In terms of national leadership, the Silent—unlike the G.I.s—are not a powerful generation. According to the late management guru Warren Bennis, they redefined leadership as more “maestro” than “macho.” They are the only generation in American history never to occupy the White House. In Presidents, we jumped from George Bush Sr., the World War II veteran, to Baby Boomer Bill Clinton.

Yet they are without doubt the healthiest and most educated generation of elders that ever lived—and, of course, the wealthiest. Coming of age fifty years ago, they quickly amassed more wealth than the seniors of that era. (Back in the early 1960s, the elderly were poorer than young adults by most measures.) In 2010, for the first time, the median net worth of households age 75+ ($228,400) is higher than that of any younger age bracket. (See part one.) Astoundingly, it’s over five times higher than the median net worth of households age 35 to 44 ($44,600).
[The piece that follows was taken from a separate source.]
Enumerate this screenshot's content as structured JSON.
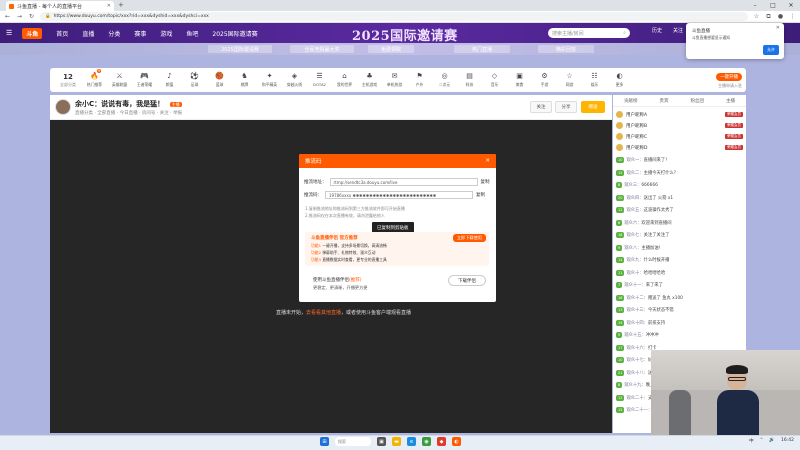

Given their material good fortune, along with their instinct to help others in need, the Silent as elders have become economic anchors for America’s new renaissance in multigenerational family living. Many routinely pay for extended-family vacations or subsidize their grown Boomer or Xer kids. Many have set up college trust funds for their grandkids—and indeed, a record share have assumed formal custody of them. Most are worried about the economic challenges facing their families—and wonder why success has become so much harder for them.